Rastro salvaje
Caminando un martes cualquiera, a las cuatro de la mañana, por la calle Bordadores, y después doblando por Arenal, se vienen pensamientos no formulados durante el día y hay una matemática extraña, a contrapelo, marginal si se quiere, de trastienda húmeda de local que se alquila. Madrid es una extensión de una pequeña membrana, guarda su pueblo chico, sus caras de otras veces, su historia más allá de un Zara. Estamos jugando a sobrevivir otro septiembre, sin más presente que La muerte, junto a tarjeteros, lateros y floristas: la cara desdentada de la capital: aquello de lo que no se habla y solo entiendes cuando estalla. Vidas y países se juntan en el hormiguero de Sol, erasmus cachondos y proxenetas. Cada cual se hace dueño de su esquina y decide a cuánto pone el culo, para pagar los libros de sus hijos o irse al carajo. Dinero para cobrar y dinero para gastar. La rosa o una nalga sangrando de un navajazo. El secreto está en la posición, escoger la mejor ventana para tu francotirador y no soltar más que las palabras precisas. Y claro está, saber a quién apuntas. Esto es lo que hay en una economía libre de mercado -Popper lloraría conmigo-, lo demás ya lo conocen, puro espectáculo.
Hecho el trabajo y con la pasta apretada en los vaqueros, vuelvo a casa sin prisas, sabiendo que, todavía, queda tiempo para que los del primer turno se levanten. Esa hora, decía un locutor de radio, en la que el olor a champú se mezcla con el olor a whisky en los ascensores de las emisoras. En la franja de tres a cinco de la mañana puede pasar cualquier cosa. Es el quinto sueño despierto, donde otro tipo de sensaciones andan al acecho, señales que jamás verán los que solo viven el día. Momento para los mejores ladrones de ideas, para forzar puertas que se resisten. Al cruzarme con un mendigo, ya por Cibeles, de perfil duro y bigote negro, recuerdo que Nietzsche dejó escrito que las grandes ideas nacen al aire libre, paseando, saliendo de las cajas de cerillas en las que dormimos, de las que él tanto se reía desde lo alto de las montañas. Hay algo que se interacciona entre las piernas y la cabeza, como una gasolina especial para pensar que, para otro día, nos lo tendrá que explicar mejor alguien de ciencias. Es como ese mantra que se repite cuando se camina por el campo: el chasquido de la arena si se va en silencio, produce un placer mortal a los oídos, los tímpanos se deshacen en música acuática.

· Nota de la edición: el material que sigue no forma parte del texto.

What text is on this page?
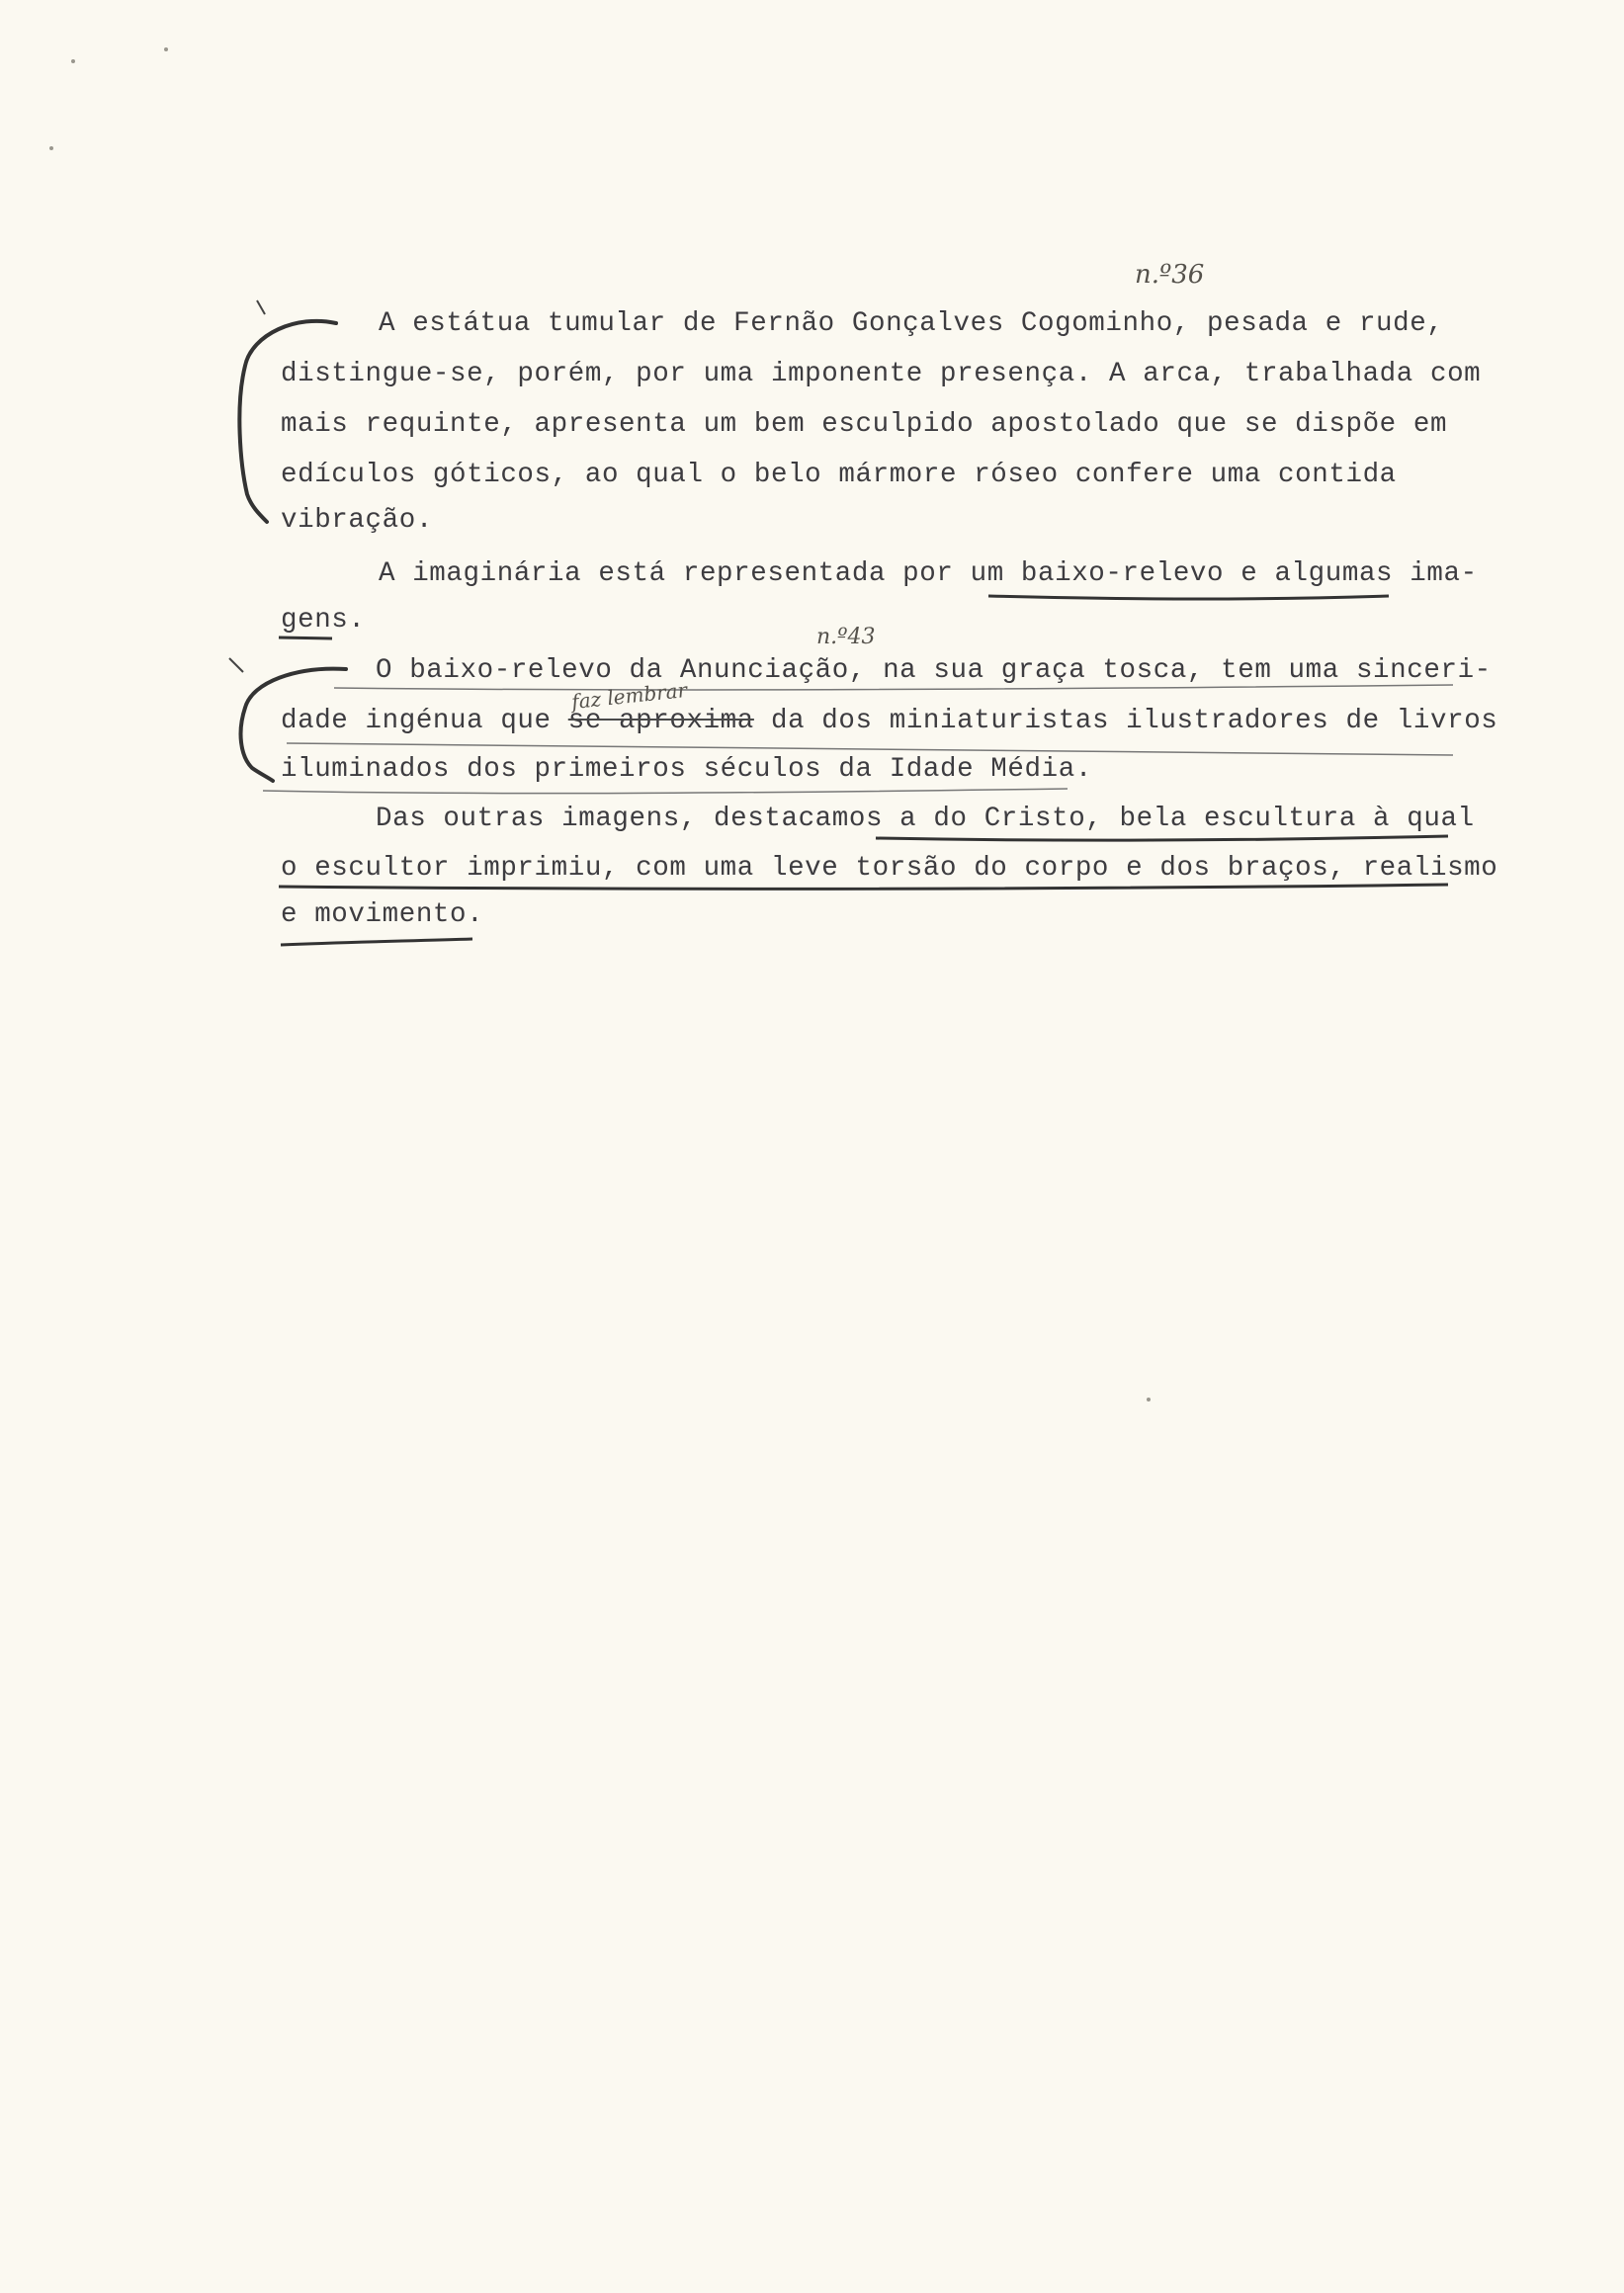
n.º36
n.º43
faz lembrar
A estátua tumular de Fernão Gonçalves Cogominho, pesada e rude,
distingue-se, porém, por uma imponente presença. A arca, trabalhada com
mais requinte, apresenta um bem esculpido apostolado que se dispõe em
edículos góticos, ao qual o belo mármore róseo confere uma contida
vibração.
A imaginária está representada por um baixo-relevo e algumas ima-
gens.
O baixo-relevo da Anunciação, na sua graça tosca, tem uma sinceri-
dade ingénua que se aproxima da dos miniaturistas ilustradores de livros
iluminados dos primeiros séculos da Idade Média.
Das outras imagens, destacamos a do Cristo, bela escultura à qual
o escultor imprimiu, com uma leve torsão do corpo e dos braços, realismo
e movimento.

El mal de aurora ataca como dice mi maldito. Me despido. Cuando despierte alguien habrá leído este escrito, como si fuese un rastro de vino o de sangre que ha dejado la noche. No hay nadie inocente, lo siento. Los hay menos culpables: los que se paran un momento y vuelven a casa por un camino distinto, aunque sea más largo. Los que viven la repetición de lo que merece la pena como algo sagrado. Los que sin que nadie les pague, siguen a su estrella hasta el punto final.